Automatic diactritization of Arabic text
Using Viterbi Algorithm
Moustafa Elshafei, Husni Al-Muhtaseb, and Mansour Alghamdi
Abstract:
In this approach we formulate the problem of generating Arabic diacritized text from unvowelled text using a Hidden Markov Model HMM approach. In this model, the word sequence of unvowelled Arabic text is considered an observation sequence from an HMM, where the hidden states are the possible diacritized expressions of the words. The optimal sequence of diacritized words (or states) are then obtained efficiently using Viterbi Algorithm. We present the basic algorithm and its evaluation, and discuss various ramifications for improving its performance.
Key words: Arabization, Tashkeel, diacritization, vowel generation, Arabic linguistics.
1. Introduction
One of the problems facing computer processing of Arabic text is absence of the diacritical marks in the modern printed text. Native Arabic readers can identify the proper vocalization of the text, but when it comes to computer processing, the computer still needs to be provided with algorithms to mimic the human ability to identify the proper vocalization of the text. Such tool is an essential infrastructure for such applications as Text-to-Speech and Automatic Translation.
The problem of automatic generation of the Arabic diacritic marks, Al Tashkeel Al-Aly, is known in the literature under various translations, e. g., automatic vocalization, vowelization, diacritization, accent restoration, and vowel restoration. In this paper the term diacritization will be used due to the fact that the missing symbols do not represents only the vowels but represents, in addition to that, gemination shaddah and lack of vowels sukoon.
RDI of Egypt has developed a system called ArabDiac 2.0 based on their morphological analyzer, as well as syntactical rules and statistical information. The system is claimed to achieve 95% accuracy on the word level [4]. However, the detailed of their technical approach has not been published. Among other systems are Al-Alamia of Kuwait [9] and CIMOS of France [10]. The formal approach to this problem involves a complex integration of the Arabic morphological, Syntactic, and semantic rules [8, 12, 13]. A morphological rule matches the undiacritized word to known patterns or templates and recognizes prefixes and suffixes. Syntax applies specific syntactic rules to determine usually the final diacritical marks by applying STG. Semantics help to resolve ambiguous cases and to filter out hypothesis.

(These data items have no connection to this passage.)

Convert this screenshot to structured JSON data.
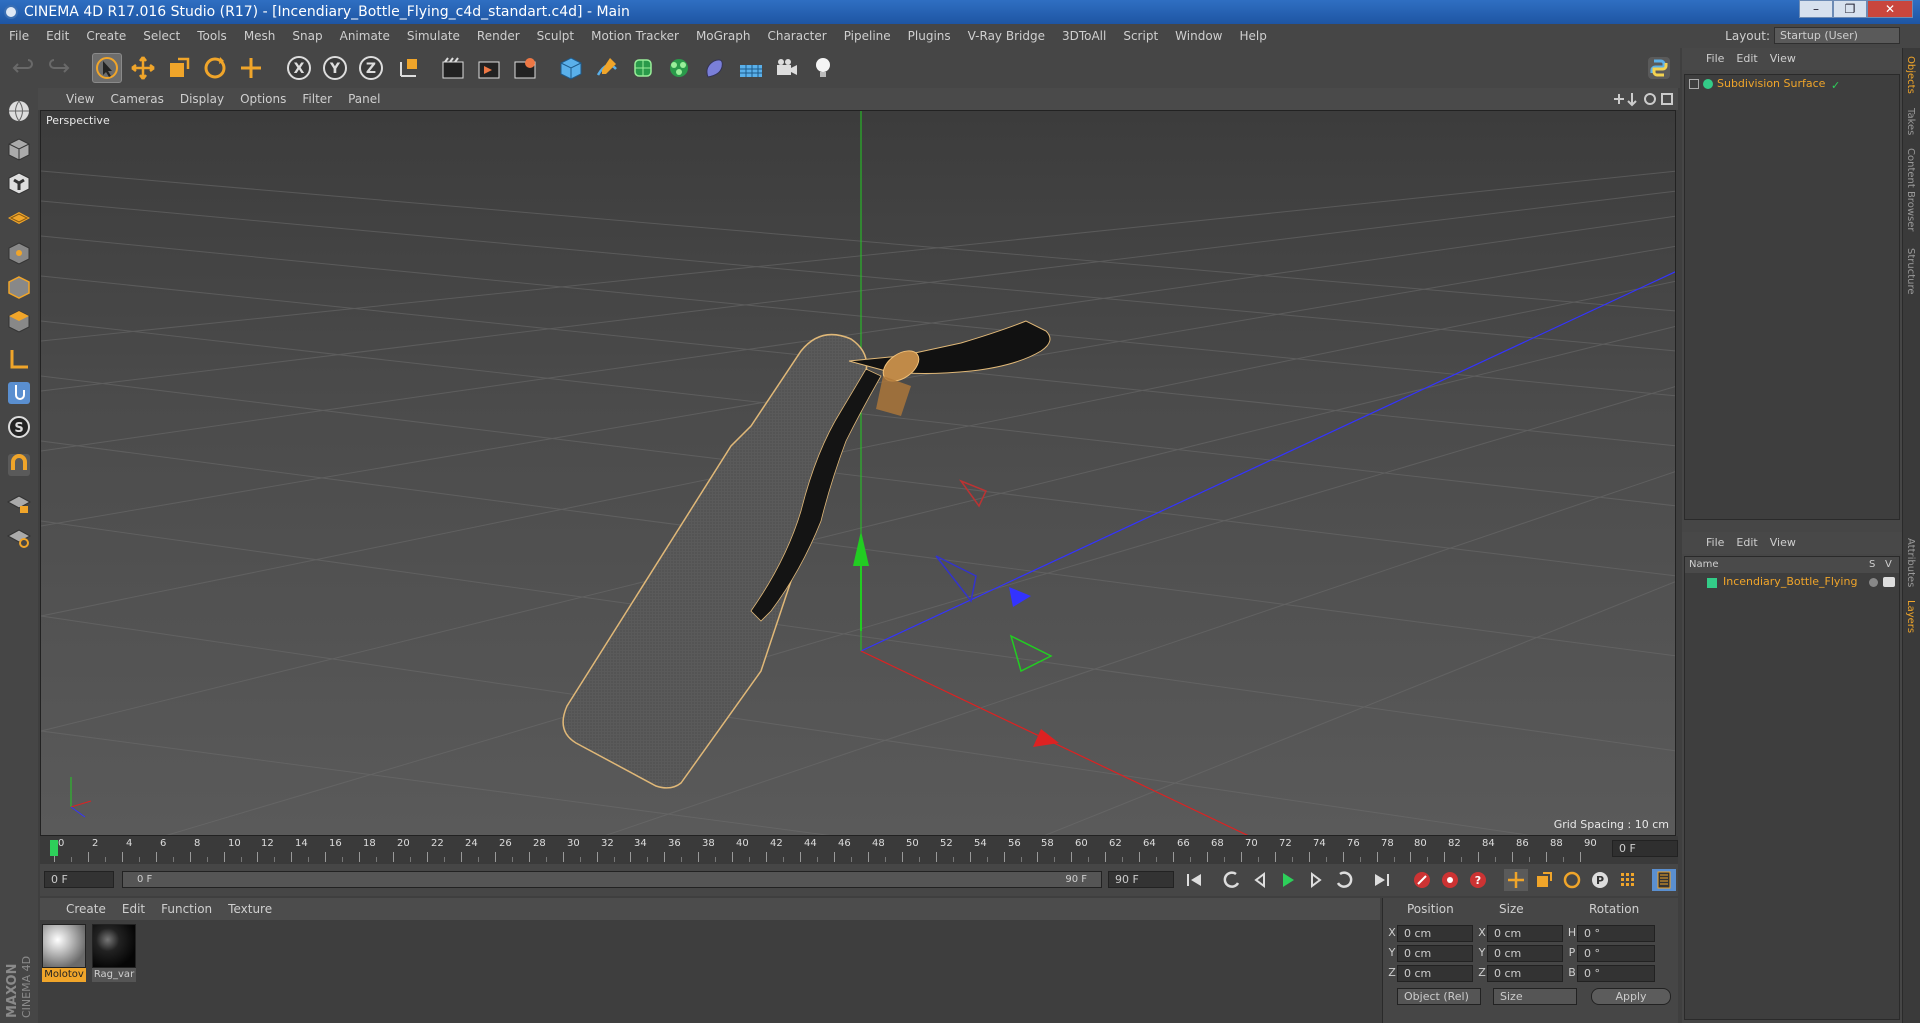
{
  "window": {
    "title": "CINEMA 4D R17.016 Studio (R17) - [Incendiary_Bottle_Flying_c4d_standart.c4d] - Main",
    "controls": [
      "–",
      "❐",
      "✕"
    ]
  },
  "menubar": {
    "items": [
      "File",
      "Edit",
      "Create",
      "Select",
      "Tools",
      "Mesh",
      "Snap",
      "Animate",
      "Simulate",
      "Render",
      "Sculpt",
      "Motion Tracker",
      "MoGraph",
      "Character",
      "Pipeline",
      "Plugins",
      "V-Ray Bridge",
      "3DToAll",
      "Script",
      "Window",
      "Help"
    ],
    "layout_label": "Layout:",
    "layout_value": "Startup (User)"
  },
  "toolbar": {
    "axis_labels": [
      "X",
      "Y",
      "Z"
    ],
    "icons": [
      "undo-icon",
      "redo-icon",
      "live-select-icon",
      "move-icon",
      "scale-icon",
      "rotate-icon",
      "transform-icon",
      "x-axis-icon",
      "y-axis-icon",
      "z-axis-icon",
      "coordinate-system-icon",
      "render-view-icon",
      "render-picture-viewer-icon",
      "render-settings-icon",
      "cube-icon",
      "pen-icon",
      "subdivision-icon",
      "cloner-icon",
      "deformer-icon",
      "floor-icon",
      "camera-icon",
      "light-icon",
      "python-icon"
    ]
  },
  "viewport": {
    "menu": [
      "View",
      "Cameras",
      "Display",
      "Options",
      "Filter",
      "Panel"
    ],
    "label": "Perspective",
    "grid_spacing": "Grid Spacing : 10 cm"
  },
  "timeline": {
    "ticks": [
      "0",
      "2",
      "4",
      "6",
      "8",
      "10",
      "12",
      "14",
      "16",
      "18",
      "20",
      "22",
      "24",
      "26",
      "28",
      "30",
      "32",
      "34",
      "36",
      "38",
      "40",
      "42",
      "44",
      "46",
      "48",
      "50",
      "52",
      "54",
      "56",
      "58",
      "60",
      "62",
      "64",
      "66",
      "68",
      "70",
      "72",
      "74",
      "76",
      "78",
      "80",
      "82",
      "84",
      "86",
      "88",
      "90"
    ],
    "current_frame": "0 F",
    "start_field": "0 F",
    "range_start": "0 F",
    "range_end": "90 F",
    "end_field": "90 F"
  },
  "materials": {
    "menu": [
      "Create",
      "Edit",
      "Function",
      "Texture"
    ],
    "items": [
      {
        "name": "Molotov",
        "color": "#d9d9d9",
        "selected": true
      },
      {
        "name": "Rag_var",
        "color": "#111111",
        "selected": false
      }
    ]
  },
  "coordinates": {
    "headers": [
      "Position",
      "Size",
      "Rotation"
    ],
    "rows": [
      {
        "axis": "X",
        "pos": "0 cm",
        "size_axis": "X",
        "size": "0 cm",
        "rot_axis": "H",
        "rot": "0 °"
      },
      {
        "axis": "Y",
        "pos": "0 cm",
        "size_axis": "Y",
        "size": "0 cm",
        "rot_axis": "P",
        "rot": "0 °"
      },
      {
        "axis": "Z",
        "pos": "0 cm",
        "size_axis": "Z",
        "size": "0 cm",
        "rot_axis": "B",
        "rot": "0 °"
      }
    ],
    "mode": "Object (Rel)",
    "size_mode": "Size",
    "apply": "Apply"
  },
  "objects_panel": {
    "menu": [
      "File",
      "Edit",
      "View"
    ],
    "item": "Subdivision Surface"
  },
  "layers_panel": {
    "menu": [
      "File",
      "Edit",
      "View"
    ],
    "col_name": "Name",
    "col_s": "S",
    "col_v": "V",
    "item": "Incendiary_Bottle_Flying"
  },
  "side_tabs": [
    "Objects",
    "Takes",
    "Content Browser",
    "Structure",
    "Attributes",
    "Layers"
  ],
  "brand": {
    "line1": "MAXON",
    "line2": "CINEMA 4D"
  },
  "colors": {
    "accent": "#f0a52a",
    "x_axis": "#d22",
    "y_axis": "#2c2",
    "z_axis": "#33f",
    "layer_green": "#3c8"
  }
}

The approach here falls under the general class of statistical methods in pattern recognition, and has been applied successfully in speech recognition field. The system is first trained using a corpus of fully diacritized test, and preferably covering specific domain. The system generates word vocabulary list and determine the frequency of each word. It also generates word bigrams and trigrams, and performs other preprocessing and post processing steps to deal with exceptions and to overcome some known limitations. The overall system achieves about 2 % errors in letter diacritization restoration.
Arabic writing system possesses 36 letters which represents the consonants. They are: ا , آ , أ , إ , ئ , ؤ , ء , ى , ة , ب , ت , ث , ج , ح , خ , د , ذ , ر , ز , س , ش , ص , ض , ط , ظ , ع , غ , ف , ق , ك , ل , م , ن , هـ , و and ي. Each Arabic letter represents a consonant with some exceptions:أ , إ , ئ , ؤ and ء represent the glottal stop, but it is written in different forms depending on its position in the word and its adjacent phonemes. ا symbolizes the glottal stop or the long low vowel, depending on its position in the word and sentence. و and ي are long vowels when preceded by a vowel of its nature, i. e, dhammah and kasrah, respectively, and they are consonant otherwise. In addition to the consonant symbols, a diacritic may be placed above or below a letter (see Table 1.). Almost all Arabic texts are written in only the consonant symbols, i. e, the letters without the vowel symbols. So, a word such as “علم” when diacritized can be: “عَلَم” flag, “عِلْم” science, “عُلِمَ” it was known, “عَلِمَ” he knew, “عَلَّمَ” he taught or “عُلِّمَ” he was taught. An Arabic reader has to install the appropriate diacritics based on his linguistic knowledge and the context. However in the case of a text-to-speech or automatic translation system, Arabic letters have to be diacritized, other wise, the system will not be able to know which word to select.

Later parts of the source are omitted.